++ Ukraine-Krieg im Newsblog ++ Selenskyj will etliche Mitarbeiter des Geheimdiensts entlassen


Nach Angaben des ukrainischen Generalstabs gibt es zudem weiter harte Kämpfe entlang der Verteidigungslinie zwischen Siwersk und Bachmut im nördlichen Teil des Gebiets Donezk. Die russischen Truppen sollen auch hier keine Geländegewinne erzielt haben. Eine Meldung über eine Eroberung von Siwersk durch die Russen wurde zuerst von russischen Korrespondenten und später auch vom Chef der Militärverwaltung der Stadt, Olexij Worobjow, gegenüber dem Freien Radio dementiert.

Ukrainischer Außenminister fordert zusätzliche EU-Sanktionen

16.38 Uhr: Der ukrainische Außenminister Dmytro Kuleba hat die EU-Pläne für weitere Russland-Sanktionen begrüßt, zugleich aber für zusätzliche Maßnahmen geworben. Konkret sprach sich Kuleba am Montag in einer Videokonferenz mit den EU-Außenministern dafür aus, Entscheidungen zu einer Preisobergrenze für russisches Öl zu beschleunigen. Zudem forderte er, die maritime Logistik Russlands ins Visier zu nehmen und alle russischen Fernsehsender aus europäischen Kabel- und Satellitennetzen zu verbannen.”Es geht nicht um die Meinungsfreiheit, sondern darum, Russland Mittel zur Verbreitung von Desinformation und staatlicher Propaganda zu entziehen”, sagte Kuleba. Zudem wiederholte er Forderungen nach EU-Sanktionen gegen russische Gasimporte. Diese waren bislang nicht durchsetzbar wegen der großen Abhängigkeit einzelner Länder von russischem Gas, darunter auch Deutschland.

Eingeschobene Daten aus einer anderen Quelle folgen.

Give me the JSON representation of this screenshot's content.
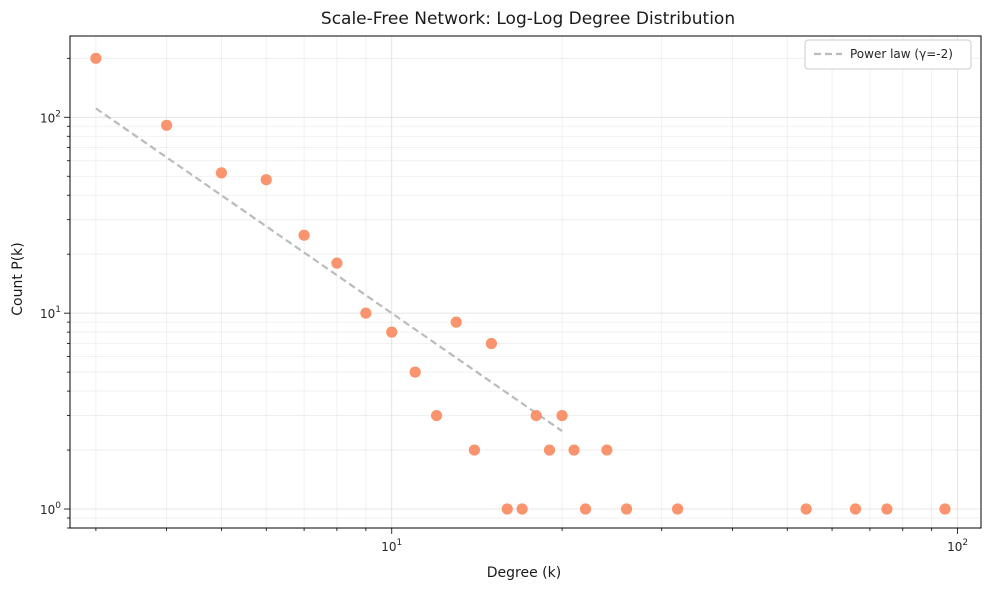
{
  "chart_data": {
    "type": "scatter",
    "title": "Scale-Free Network: Log-Log Degree Distribution",
    "xlabel": "Degree (k)",
    "ylabel": "Count P(k)",
    "xscale": "log",
    "yscale": "log",
    "xlim": [
      2.7,
      110
    ],
    "ylim": [
      0.8,
      260
    ],
    "x_tick_labels": [
      {
        "value": 10,
        "base": "10",
        "exp": "1"
      },
      {
        "value": 100,
        "base": "10",
        "exp": "2"
      }
    ],
    "y_tick_labels": [
      {
        "value": 1,
        "base": "10",
        "exp": "0"
      },
      {
        "value": 10,
        "base": "10",
        "exp": "1"
      },
      {
        "value": 100,
        "base": "10",
        "exp": "2"
      }
    ],
    "grid": true,
    "legend": {
      "position": "top-right",
      "entries": [
        "Power law (γ=-2)"
      ]
    },
    "series": [
      {
        "kind": "points",
        "color": "#fa8b62",
        "points": [
          [
            3,
            200
          ],
          [
            4,
            91
          ],
          [
            5,
            52
          ],
          [
            6,
            48
          ],
          [
            7,
            25
          ],
          [
            8,
            18
          ],
          [
            9,
            10
          ],
          [
            10,
            8
          ],
          [
            11,
            5
          ],
          [
            12,
            3
          ],
          [
            13,
            9
          ],
          [
            14,
            2
          ],
          [
            15,
            7
          ],
          [
            16,
            1
          ],
          [
            17,
            1
          ],
          [
            18,
            3
          ],
          [
            19,
            2
          ],
          [
            20,
            3
          ],
          [
            21,
            2
          ],
          [
            22,
            1
          ],
          [
            24,
            2
          ],
          [
            26,
            1
          ],
          [
            32,
            1
          ],
          [
            54,
            1
          ],
          [
            66,
            1
          ],
          [
            75,
            1
          ],
          [
            95,
            1
          ]
        ]
      },
      {
        "kind": "line",
        "name": "Power law (γ=-2)",
        "color": "#bbbbbb",
        "style": "dashed",
        "points": [
          [
            3,
            111
          ],
          [
            20,
            2.5
          ]
        ]
      }
    ]
  }
}
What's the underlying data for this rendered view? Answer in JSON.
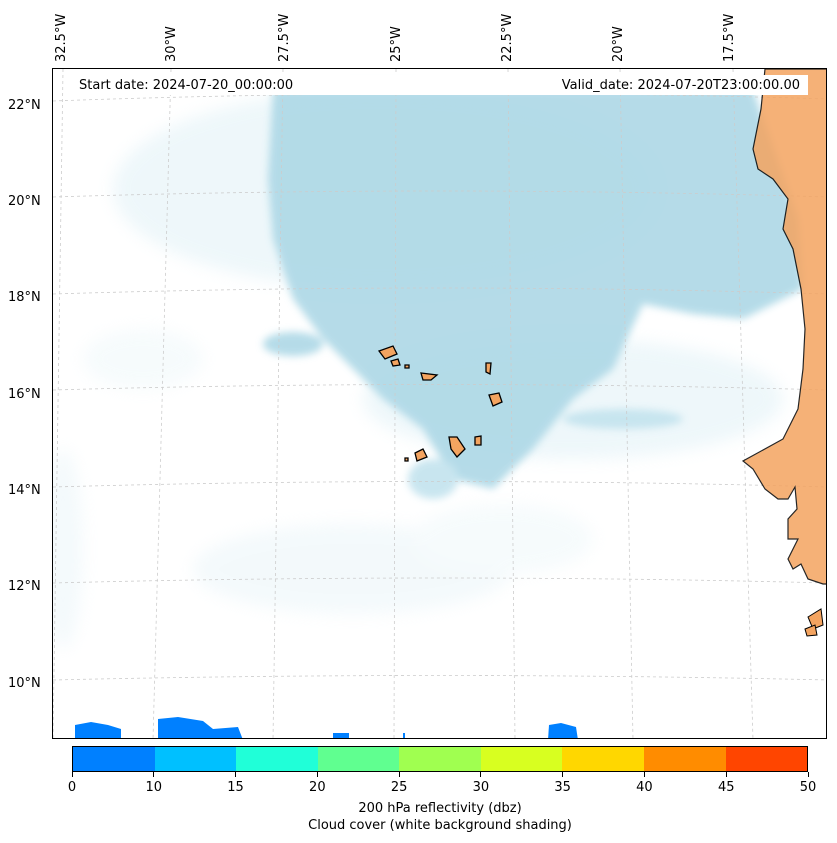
{
  "header": {
    "start_date": "Start date: 2024-07-20_00:00:00",
    "valid_date": "Valid_date: 2024-07-20T23:00:00.00"
  },
  "axes": {
    "longitude_labels": [
      "32.5°W",
      "30°W",
      "27.5°W",
      "25°W",
      "22.5°W",
      "20°W",
      "17.5°W"
    ],
    "latitude_labels": [
      "22°N",
      "20°N",
      "18°N",
      "16°N",
      "14°N",
      "12°N",
      "10°N"
    ]
  },
  "map": {
    "gridlines": true,
    "cloud_color": "#add8e6",
    "land_color": "#f4a460",
    "coastline_color": "#000000",
    "reflectivity_color": "#0080ff"
  },
  "colorbar": {
    "ticks": [
      "0",
      "10",
      "15",
      "20",
      "25",
      "30",
      "35",
      "40",
      "45",
      "50"
    ],
    "colors": [
      "#0080ff",
      "#00c0ff",
      "#20ffd8",
      "#60ff90",
      "#a0ff50",
      "#d8ff20",
      "#ffd700",
      "#ff8c00",
      "#ff4500"
    ],
    "label": "200 hPa reflectivity (dbz)",
    "sublabel": "Cloud cover (white background shading)"
  }
}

Selenskyj ernennt Anti-Korruptionsbeauftragten zum neuen Geheimdienstchef

16.36 Uhr: Der ukrainische Präsident Wolodymyr Selenskyj ernennt den Anti-Korruptionsbeauftragten des Inlandsgeheimdienstes SBU, Wasyl Maliuk, zum neuen Chef des SBU. Der 39-Jährige folgt damit auf Iwan Bakanow, den Selenskyj am Sonntag zusammen mit einer Generalstaatsanwältin vom Dienst suspendierte. Zur Begründung nannte Selenskyj deren Verantwortung für viele Fälle von Kollaboration mit Russland. Der stellvertretende Leiter des Präsidialamtes, Andrij Smyrnow, stellte am Montag klar, dass beide auf ihre Posten zurückkehren könnten, sollten sie entlastet werden.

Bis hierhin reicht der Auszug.